TORONTO — The CEO of Ontario Power Generation earned nearly $1.2 million last year, making him the highest-paid public-sector employee in the province on a growing list of those earning $100,000 or more.
Jeff Lyash tops the so-called sunshine list with $1,155,900 in pay and $9,800 in taxable benefits, but next year he could be making even more.
OPG wrote a letter this week to the Ontario government saying its CEO would be paid a maximum of $1.9 million, but it is not changing a $3.8-million compensation cap the premier had asked to be revised.
The board "took great care" in calculating the $3.8-million regulatory cap, board chair Bernard Lord wrote, but it has voluntarily set the maximum compensation much lower, with the target at $1.5 million.
As a wage freeze lifts, all broader public-sector agencies have until September to post their proposals for new executive compensation packages under a framework that caps salaries at the 50th percentile of "appropriate comparators." That means next year's sunshine list totals could be much higher.
This year there are 123,410 workers on the list, up from 115,431 last year, earning salaries and benefits that total nearly $16 billion.
The $100,000 threshold has not changed since it was introduced by then-premier Mike Harris in 1996. While the premier has suggested she won't be increasing it because that is still a lot of money, the government notes that if that were adjusted for inflation it would be almost $150,000 and 84 per cent fewer employees would be on the list.
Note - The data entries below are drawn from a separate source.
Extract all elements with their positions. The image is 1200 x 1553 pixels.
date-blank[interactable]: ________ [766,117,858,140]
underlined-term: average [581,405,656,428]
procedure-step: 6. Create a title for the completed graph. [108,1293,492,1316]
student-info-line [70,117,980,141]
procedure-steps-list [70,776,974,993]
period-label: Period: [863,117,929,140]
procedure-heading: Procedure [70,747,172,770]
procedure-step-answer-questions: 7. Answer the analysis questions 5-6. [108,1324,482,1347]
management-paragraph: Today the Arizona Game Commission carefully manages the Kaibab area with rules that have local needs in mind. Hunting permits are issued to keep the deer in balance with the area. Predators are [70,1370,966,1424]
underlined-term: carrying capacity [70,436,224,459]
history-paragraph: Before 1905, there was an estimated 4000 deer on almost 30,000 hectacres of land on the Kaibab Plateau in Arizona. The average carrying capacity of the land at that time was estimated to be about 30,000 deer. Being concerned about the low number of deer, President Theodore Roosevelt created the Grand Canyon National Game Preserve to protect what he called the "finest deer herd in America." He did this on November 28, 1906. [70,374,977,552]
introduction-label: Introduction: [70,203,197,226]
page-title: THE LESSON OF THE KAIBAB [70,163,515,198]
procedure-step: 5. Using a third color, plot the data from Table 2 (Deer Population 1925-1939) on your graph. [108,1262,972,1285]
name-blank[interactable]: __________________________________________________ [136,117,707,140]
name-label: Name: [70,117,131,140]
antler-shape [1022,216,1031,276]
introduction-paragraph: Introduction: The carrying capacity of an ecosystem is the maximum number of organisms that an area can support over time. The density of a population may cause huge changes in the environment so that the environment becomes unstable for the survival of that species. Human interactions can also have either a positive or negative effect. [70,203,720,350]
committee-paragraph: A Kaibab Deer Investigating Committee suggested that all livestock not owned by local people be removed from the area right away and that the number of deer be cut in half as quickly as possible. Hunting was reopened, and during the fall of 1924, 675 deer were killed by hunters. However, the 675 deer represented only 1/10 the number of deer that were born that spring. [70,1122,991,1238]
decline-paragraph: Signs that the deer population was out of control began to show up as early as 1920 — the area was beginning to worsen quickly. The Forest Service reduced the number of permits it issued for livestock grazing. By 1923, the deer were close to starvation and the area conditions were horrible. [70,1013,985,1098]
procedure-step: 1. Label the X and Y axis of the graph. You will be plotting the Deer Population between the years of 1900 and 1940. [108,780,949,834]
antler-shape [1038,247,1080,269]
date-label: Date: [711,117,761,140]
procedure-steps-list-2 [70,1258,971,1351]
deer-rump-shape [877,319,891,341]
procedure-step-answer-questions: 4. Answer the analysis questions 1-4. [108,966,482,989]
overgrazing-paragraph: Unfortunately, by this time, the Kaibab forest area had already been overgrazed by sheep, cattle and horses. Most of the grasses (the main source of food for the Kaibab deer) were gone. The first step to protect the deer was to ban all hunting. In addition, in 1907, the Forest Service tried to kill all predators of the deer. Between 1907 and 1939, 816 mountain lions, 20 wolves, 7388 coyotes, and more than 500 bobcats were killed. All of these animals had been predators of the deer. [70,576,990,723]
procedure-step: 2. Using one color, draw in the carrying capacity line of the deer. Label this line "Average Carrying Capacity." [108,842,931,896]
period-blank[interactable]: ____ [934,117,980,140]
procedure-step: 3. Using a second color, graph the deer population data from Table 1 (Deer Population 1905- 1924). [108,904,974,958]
The second highest earner — and the only other person on the list who made more than $1 million — is William Moriarty, the president and CEO of the University of Toronto Asset Management Corporation, at about $1,046,000.
The rest of the top 10 is rounded out with the executive vice-president and chief investment officer of the Ontario Pension Board, OPG's chief nuclear officer, and hospital presidents.
There were 59 people who cracked the half-a-million-dollar mark, including a radiologist at the Woodstock Hospital who made about $615,000. It also includes former OPG CEO Tom Mitchell, who left the company in 2015 but got a payout of $563,000 last year on top of the $1.59 million he received in 2015.
Ontario Premier Kathleen Wynne was paid about $209,000 — which is not the highest of legislative employees. The director of broadcast and recording services, the clerk and the sergeant-at-arms, all of whom retired last year, earned more. Wynne's own chief of staff, Andrew Bevan, made about $313,000.
Pat Sorbara, who is on a leave of absence as Wynne's deputy chief of staff, made $156,000. She was charged late last year with two counts of bribery under the Election Act, charges that were laid after she had already started the unpaid leave effective Oct. 3.
Progressive Conservative Leader Patrick Brown made $181,000 and NDP Leader Andrea Horwath made $158,000.
The PCs note that the former president of the Union Pearson Express made $231,000 despite resigning last March.
"As everyday Ontarians are working harder than ever before but continuing to fall further behind, the Wynne Liberals are handing out massive raises to public-sector executives," critic Todd Smith said.
The employer with the most workers on the list is OPG with 7,730 employees, including nuclear operators, senior technical engineers and electrical & control technicians. A janitor at OPG made $105,562 last year in salary and benefits.
The most common job is professor, with 5,790 on the list, followed by 3,725 associate professors. There are more than 15,000 police officers of different ranks on the list as well.
Meanwhile, the $4.5 million in pay received by Hydro One's CEO is not on the sunshine list, even though the province owns 70 per cent of the company. The government intends to sell up to 60 per cent of Hydro One.
As soon as the initial shares were sold, Hydro One was no longer subject to the public-sector salary disclosure. Financial filings only require it to disclose the salaries of its CEO, CFO and next three highest-paid executives.
NDP critic Peter Tabuns said that's not good enough.
"Ontario families struggling to keep up with rapidly skyrocketing hydro bills don't know just how many well-positioned people are taking home untold billions from Hydro One," he said.